In John 13:34-35, Jesus says, “A new commandment I give to you, that you love one another; as I have loved you, that you also love one another. By this all will know that you are my disciples, if you have love for one another”. This is something way beyond what we can do on our own.

Jesus went above and beyond in His Sermon on Mount. His teaching brought an ethical dimension of faith. We are to live as light and salt, to practice piety in secret, to love our enemies, and to pray for those who abuse us. If we love only those who love us, we have done nothing, for even the unbelievers do that. This makes our faith an extraordinary faith.

And so the world hates us because it can’t understand us. Love calls for faith not just talked about but lived out. This kind of love is lived out in every aspect of life. In family life, parents sacrificially give of themselves for their children; in friendships as we offer the best of ourselves for the good of others, and in prayer groups and service groups, we become thousands of points of light in a dark world.

We are also called to avoid the error of human pride. Again, John writes, “Do not be like Cain . . . his actions were evil.” This takes us back to Genesis 4 where division already existed.
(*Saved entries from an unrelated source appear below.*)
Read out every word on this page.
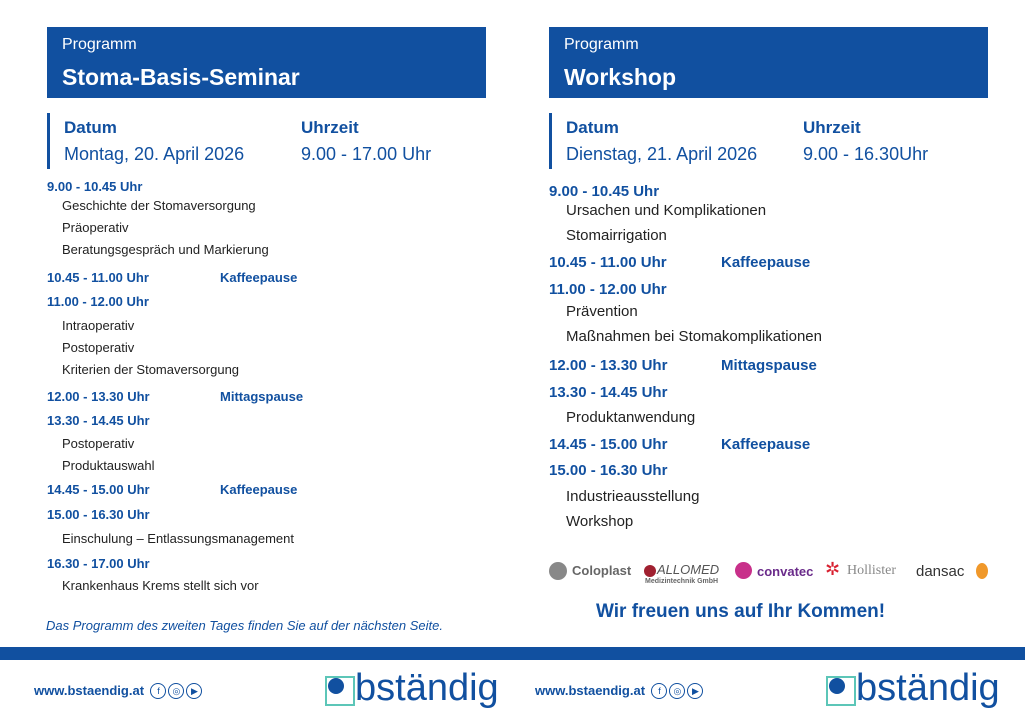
Programm
Stoma-Basis-Seminar
Programm
Workshop
Datum
Montag, 20. April 2026
Uhrzeit
9.00 - 17.00 Uhr
Datum
Dienstag, 21. April 2026
Uhrzeit
9.00 - 16.30Uhr
9.00 - 10.45 Uhr
Geschichte der Stomaversorgung
Präoperativ
Beratungsgespräch und Markierung
10.45 - 11.00 Uhr	Kaffeepause
11.00 - 12.00 Uhr
Intraoperativ
Postoperativ
Kriterien der Stomaversorgung
12.00 - 13.30 Uhr	Mittagspause
13.30 - 14.45 Uhr
Postoperativ
Produktauswahl
14.45 - 15.00 Uhr	Kaffeepause
15.00 - 16.30 Uhr
Einschulung – Entlassungsmanagement
16.30 - 17.00 Uhr
Krankenhaus Krems stellt sich vor
9.00 - 10.45 Uhr
Ursachen und Komplikationen
Stomairrigation
10.45 - 11.00 Uhr	Kaffeepause
11.00 - 12.00 Uhr
Prävention
Maßnahmen bei Stomakomplikationen
12.00 - 13.30 Uhr	Mittagspause
13.30 - 14.45 Uhr
Produktanwendung
14.45 - 15.00 Uhr	Kaffeepause
15.00 - 16.30 Uhr
Industrieausstellung
Workshop
Das Programm des zweiten Tages finden Sie auf der nächsten Seite.
Coloplast ALLOMED
Medizintechnik GmbH
convatec ✲ Hollister dansac
Wir freuen uns auf Ihr Kommen!
www.bstaendig.at f ◎ ▶	bständig	www.bstaendig.at f ◎ ▶	bständig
The first two brothers could not even worship together. The end result was tragic. Cain murdered his brother. The Hebrew word used in Genesis 4 for murdered means, “He cut his throat.”

Sadly, cut-throat Christianity happens all around us. John’s early community knew something of this as well. Notice, however, that John does not ignore the heresy within the group as a means of smoothing over the controversy. Instead, he asked that they “test the spirits.” Simply put, the test was this: Do these people profess Jesus Christ as God’s revelation to the world? If so, they could be family. If not, they were never a part of the community, and they “went out from us.” This is where we need to exercise caution here. We need to keep in mind the words of our Jesus when He said, “Be careful about removing the splinter from the eye of another when there is a log in your own.”

Lastly, we need to then follow Christ’s example. Jesus’ lived a sacrificial life. “Jesus Christ laid down his life for us.” As Christians, we know what not to do and we then should know what we should do. We must do what Jesus did. We are to “lay down our lives . . . and to love not only in word and tongue but in deed and in truth.”

There is a great deal at stake here. Eternity is in the balance, so we need to get it right. With Jesus Christ, there is love and forgiveness. His very identity as God’s unique Son, our personal Savior, places Him as the centrepiece of our faith.

He is our model, the example of living faith, whom we seek to follow. But even more, He is the eternal Lord of heaven and earth before whom we bow, adore, and obey. Genesis 4 says that Cain went out east of Eden to a lonely place, a place apart from God and apart from others. It was a loveless and lifeless place. It is where some choose to live even today. If that is where you are at, the move back to reconciliation is not far. It begins with repentance and moves to restoration. And Jesus Christ is the One who leads us there. “God is greater than our hearts, and he knows everything.”